W ostatnich dniach doszło do kilku ataków na biura poselskie polityków PiS. Na początku tygodnia związkowcy z Sierpnia'80 chcieli zamurować wejście do biura poselskiego premiera Mateusza Morawieckiego w Katowicach.
W środę posłanka PiS Monika Pawłowska poinformowała, że do jej biura we Włodawie (Lubelskie) wtargnął mężczyzna i groził śmiercią jej pracownikowi.

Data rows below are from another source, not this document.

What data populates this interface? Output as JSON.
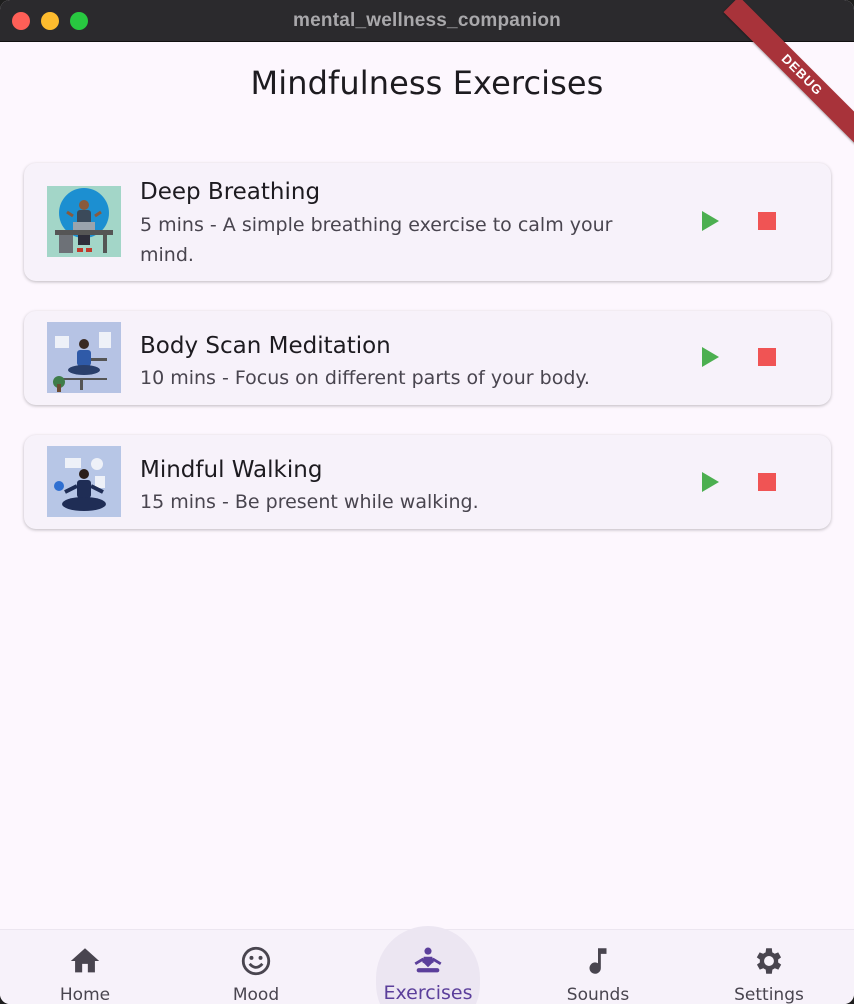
{
  "window": {
    "title": "mental_wellness_companion"
  },
  "debug_banner": "DEBUG",
  "page": {
    "title": "Mindfulness Exercises"
  },
  "exercises": [
    {
      "title": "Deep Breathing",
      "description": "5 mins - A simple breathing exercise to calm your mind.",
      "image": "man-at-desk-meditating-illustration"
    },
    {
      "title": "Body Scan Meditation",
      "description": "10 mins - Focus on different parts of your body.",
      "image": "woman-meditating-in-office-illustration"
    },
    {
      "title": "Mindful Walking",
      "description": "15 mins - Be present while walking.",
      "image": "man-meditating-with-devices-illustration"
    }
  ],
  "colors": {
    "play": "#4caf50",
    "stop": "#f05454",
    "accent": "#5b3f9b",
    "background": "#fdf7fe",
    "card": "#f7f2fa"
  },
  "nav": {
    "items": [
      {
        "label": "Home",
        "icon": "home-icon"
      },
      {
        "label": "Mood",
        "icon": "smiley-icon"
      },
      {
        "label": "Exercises",
        "icon": "meditation-icon",
        "selected": true
      },
      {
        "label": "Sounds",
        "icon": "music-note-icon"
      },
      {
        "label": "Settings",
        "icon": "gear-icon"
      }
    ]
  }
}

"Krzyczał, że "biuro zostanie zniszczone" a moją pracownicę "utopi w szambie, gdzie zginie""
– informowała Pawłowska.
Europoseł PiS Witold Waszczykowski informował, że w tym miesiącu drzwi jednego z jego biur zostało oblane białą farbą. O ataku informował też europoseł PiS Dominik Tarczyński. W piątek posłanka PiS Violetta Porowska informowała, że przed miesiącem przed jej domem rozrzucono gwiazdki do przebijania opon.
Z kolei we wtorek do siedziby partii przy ul. Nowogrodzkiej w Warszawie próbował wtargnąć 20-latek. Gdy wszedł do budynku, zaczął grozić ochroniarzowi i kopnął w drzwi. Na miejscu musiała interweniować policja, którą wezwali pracownicy ochrony.
Apel o rozwagę
"Mowa nienawiści totalnej opozycji z Donaldem Tuskiem na czele zbiera swoje żniwo"
– komentował Sobolewski.
Polityk PiS przypomniał, że "przedstawiciele totalnej opozycji" wielokrotnie mówili, że po wygranych wyborach, będą robić porządek z PiS. "Najwidoczniej ich słowa padają na podatny grunt, bo ewidentnie niektórzy biorą je sobie do serca. Efektem nieodpowiedzialnych wypowiedzi Donalda Tuska i spółki są ataki na biura naszych posłów oraz siedzibę partii" – powiedział sekretarz generalny PiS.
Sobolewski zaapelował jednocześnie, by politycy opozycji byli bardziej powściągliwy w swoich wypowiedziach i brali za nie odpowiedzialność. "Apeluję do liderów totalnej opozycji o rozwagę nim dojdzie do jakiejś tragedii" – powiedział Sobolewski.